METHODS: Between 1971 and 1992, 15 patients underwent surgery by one surgeon for persistent (> 1 year) and severely painful crepitus around the superomedial scapula that did not respond to nonsurgical approaches. The procedure consisted of an open resection of the superomedial corner of the scapula and release of the levator scapulae muscle. Patients treated surgically were compared with a group of nine patients treated nonsurgically between 1975 and 1997; their treatments included temporary physiotherapy, massage, and NSAIDs. In general, the patients treated nonsurgically presented with less pain. However, during much of this study period, objective pain and functional scales were not in common use, and so baseline scores were not available. Of the 15 patients treated surgically, nine participated in a clinical and questionnaire survey at a mean of 22 years (range, 16-35 years), and 12 participated in a questionnaire survey a mean 27 years after surgery (range, 23-43 years). Of the nine patients treated nonsurgically, seven participated in a clinical followup and questionnaire survey at a mean followup of 16 years (range, 10-25 years), and all nine completed a questionnaire survey at a mean of 22 years (range, 17-33 years). Patient age at onset of symptoms was a mean of 27 years.

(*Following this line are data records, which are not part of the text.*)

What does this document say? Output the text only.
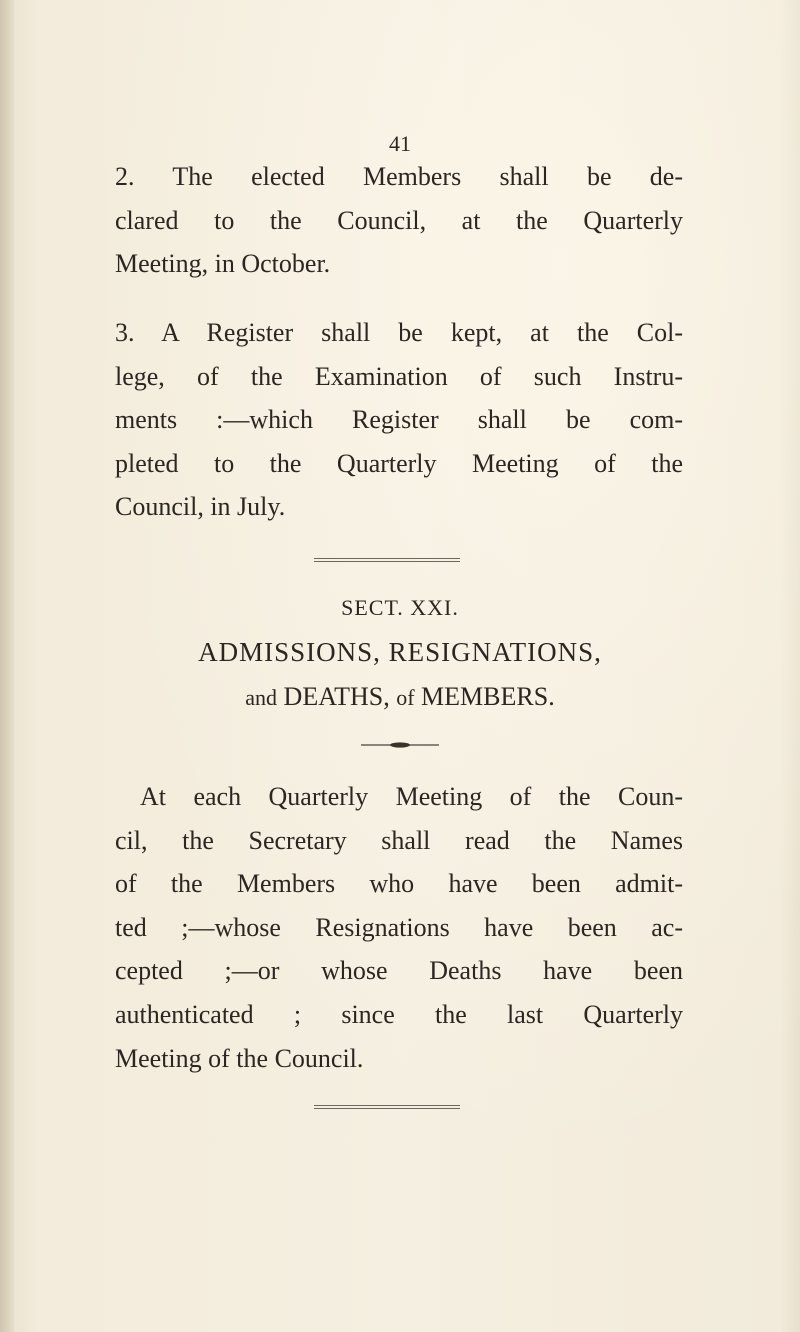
41
2. The elected Members shall be de-
clared to the Council, at the Quarterly
Meeting, in October.
3. A Register shall be kept, at the Col-
lege, of the Examination of such Instru-
ments :—which Register shall be com-
pleted to the Quarterly Meeting of the
Council, in July.
SECT. XXI.
ADMISSIONS, RESIGNATIONS,
and DEATHS, of MEMBERS.
At each Quarterly Meeting of the Coun-
cil, the Secretary shall read the Names
of the Members who have been admit-
ted ;—whose Resignations have been ac-
cepted ;—or whose Deaths have been
authenticated ; since the last Quarterly
Meeting of the Council.
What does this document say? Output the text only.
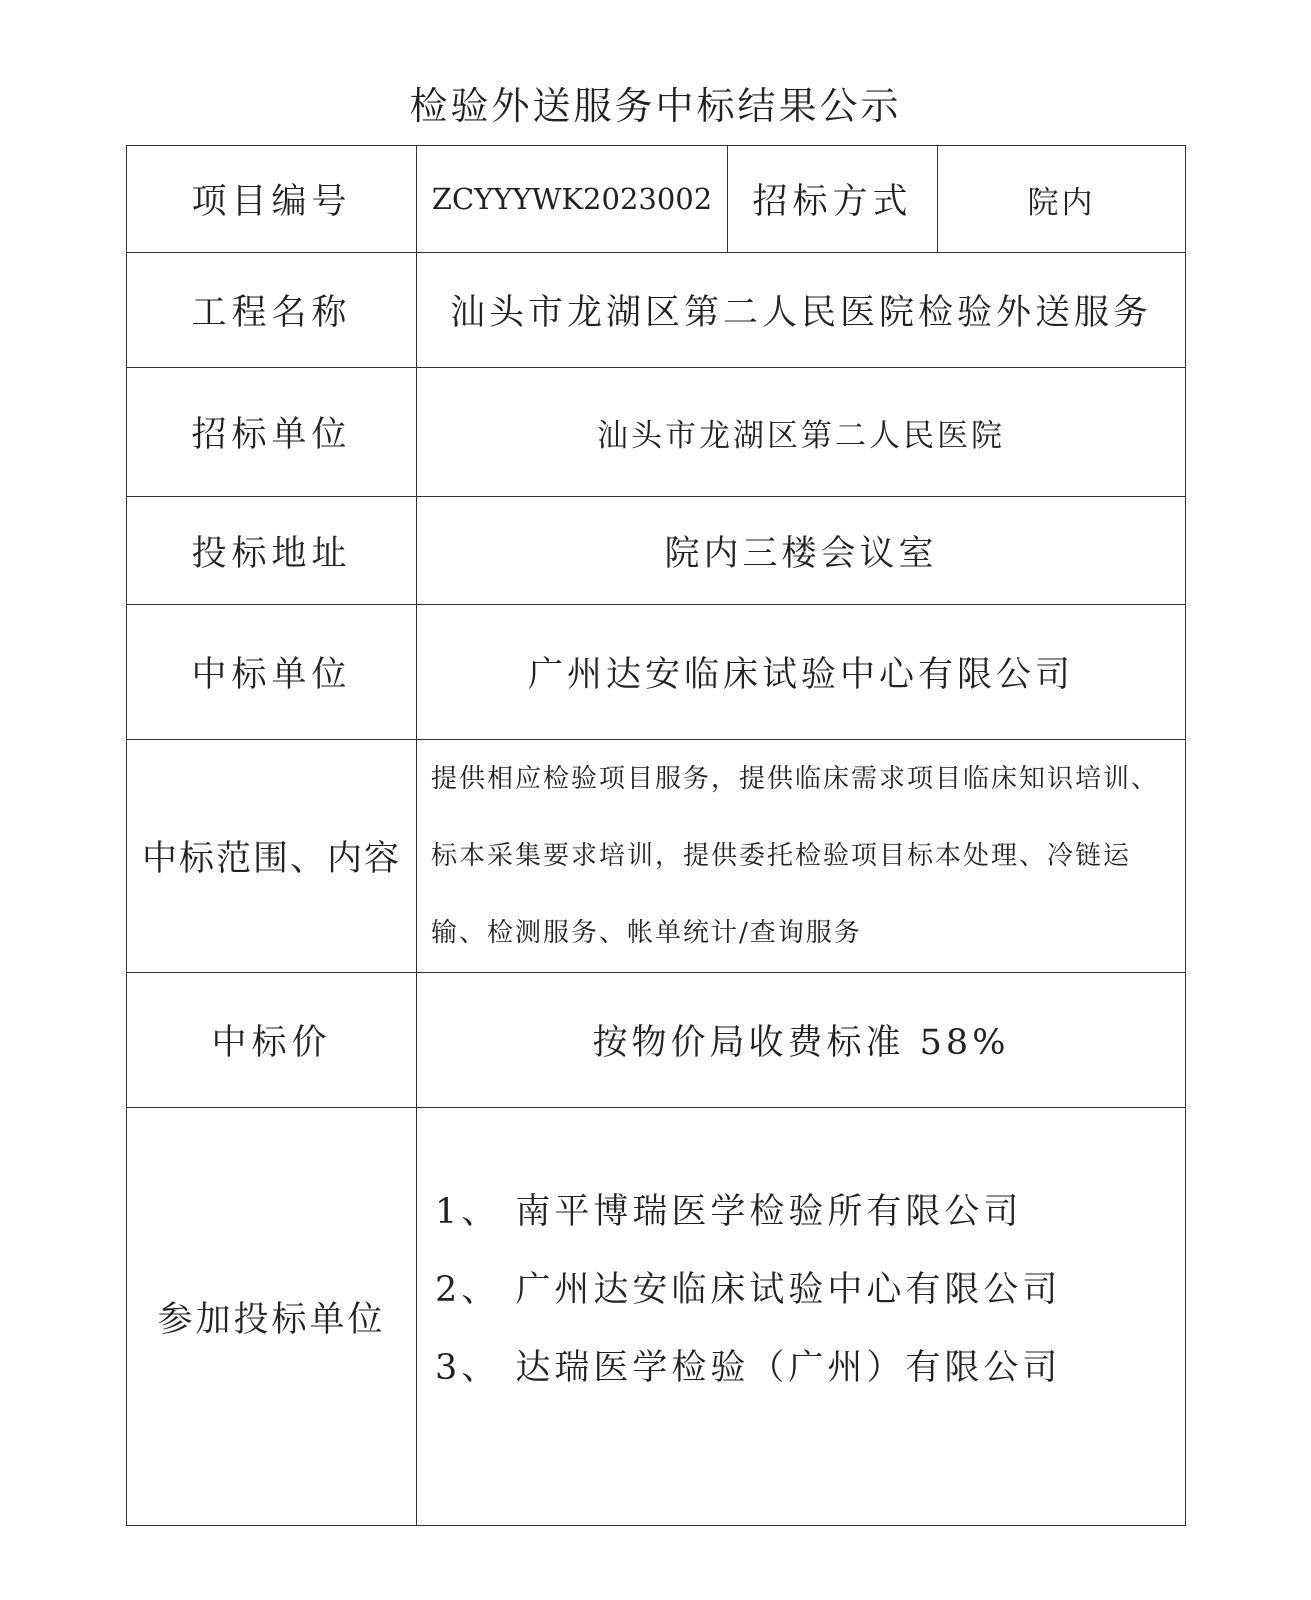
检验外送服务中标结果公示
项目编号	ZCYYYWK2023002	招标方式	院内
工程名称	汕头市龙湖区第二人民医院检验外送服务		
招标单位	汕头市龙湖区第二人民医院		
投标地址	院内三楼会议室		
中标单位	广州达安临床试验中心有限公司		
中标范围、内容	提供相应检验项目服务，提供临床需求项目临床知识培训、标本采集要求培训，提供委托检验项目标本处理、冷链运输、检测服务、帐单统计/查询服务		
中标价	按物价局收费标准 58%		
参加投标单位	1、 南平博瑞医学检验所有限公司
2、 广州达安临床试验中心有限公司
3、 达瑞医学检验（广州）有限公司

The clinical followup and questionnaires focused on pain, crepitation, and work status.

RESULTS: With the numbers available, there was no difference in pain scores between patients treated surgically and those treated nonsurgically (mean VAS pain with exertion 0.8 ± 1.3 versus 1.5 ± 1.6; p = 0.357); in fact, pain scores were quite low in both groups. Pain improved promptly in seven of 12 patients treated surgically, but lasted for at least several years in all patients treated nonsurgically. Crepitus persisted variably in both groups at final followup, with no apparent difference between the groups in terms of its frequency, but it was not consistently associated with pain at final followup in either group (six of 12 patients treated surgically, all painless; and all of seven clinically examined patients treated nonsurgically, two without pain, had crepitus at latest followup; p = 0.004), whereas at initial presentation, the crepitus had been painful in all patients. All patients in both groups had returned to work after surgery or the first consultation.

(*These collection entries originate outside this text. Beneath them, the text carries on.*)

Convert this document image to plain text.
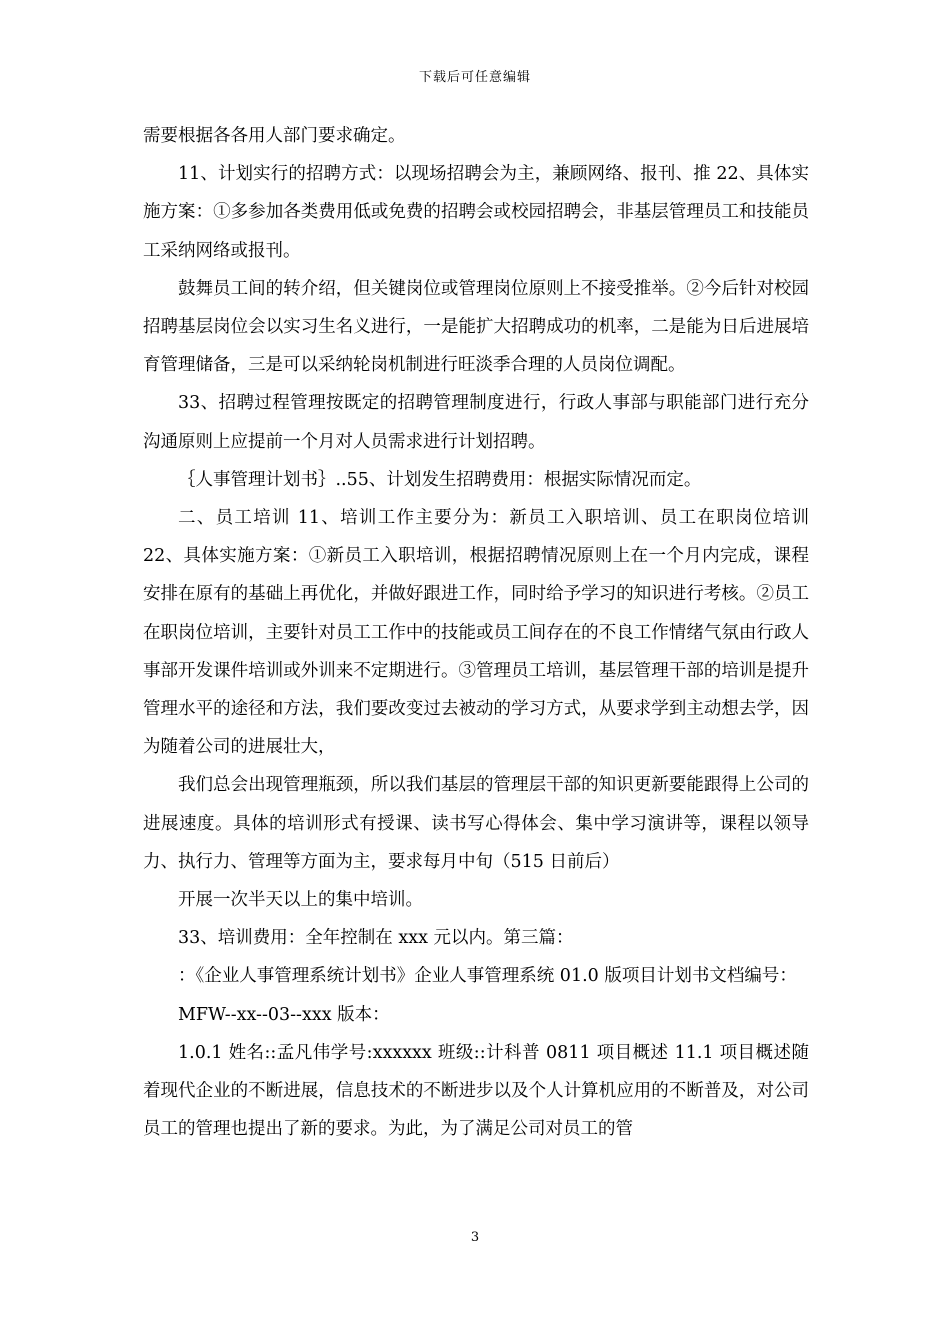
下载后可任意编辑

需要根据各各用人部门要求确定。

11、计划实行的招聘方式：以现场招聘会为主，兼顾网络、报刊、推 22、具体实施方案：①多参加各类费用低或免费的招聘会或校园招聘会，非基层管理员工和技能员工采纳网络或报刊。

鼓舞员工间的转介绍，但关键岗位或管理岗位原则上不接受推举。②今后针对校园招聘基层岗位会以实习生名义进行，一是能扩大招聘成功的机率，二是能为日后进展培育管理储备，三是可以采纳轮岗机制进行旺淡季合理的人员岗位调配。

33、招聘过程管理按既定的招聘管理制度进行，行政人事部与职能部门进行充分沟通原则上应提前一个月对人员需求进行计划招聘。

｛人事管理计划书｝..55、计划发生招聘费用：根据实际情况而定。

二、员工培训 11、培训工作主要分为：新员工入职培训、员工在职岗位培训 22、具体实施方案：①新员工入职培训，根据招聘情况原则上在一个月内完成，课程安排在原有的基础上再优化，并做好跟进工作，同时给予学习的知识进行考核。②员工在职岗位培训，主要针对员工工作中的技能或员工间存在的不良工作情绪气氛由行政人事部开发课件培训或外训来不定期进行。③管理员工培训，基层管理干部的培训是提升管理水平的途径和方法，我们要改变过去被动的学习方式，从要求学到主动想去学，因为随着公司的进展壮大，

我们总会出现管理瓶颈，所以我们基层的管理层干部的知识更新要能跟得上公司的进展速度。具体的培训形式有授课、读书写心得体会、集中学习演讲等，课程以领导力、执行力、管理等方面为主，要求每月中旬（515 日前后）

开展一次半天以上的集中培训。

33、培训费用：全年控制在 xxx 元以内。第三篇：

：《企业人事管理系统计划书》企业人事管理系统 01.0 版项目计划书文档编号：

MFW--xx--03--xxx 版本：

1.0.1 姓名::孟凡伟学号:xxxxxx 班级::计科普 0811 项目概述 11.1 项目概述随着现代企业的不断进展，信息技术的不断进步以及个人计算机应用的不断普及，对公司员工的管理也提出了新的要求。为此，为了满足公司对员工的管

3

CONCLUSIONS: Carefully selected patients who undergo this procedure appear to obtain sustained relief of painful crepitus at long term, but so do patients treated nonsurgically. Since the decision to treat these patients surgically was somewhat subjective, and since patients treated nonsurgically did so well (although the surgically treated patients improved faster), we cannot conclude that surgery is better than nonsurgical treatment. Multicenter comparative studies with carefully applied indications are needed.

LEVEL OF EVIDENCE: Level III, therapeutic study.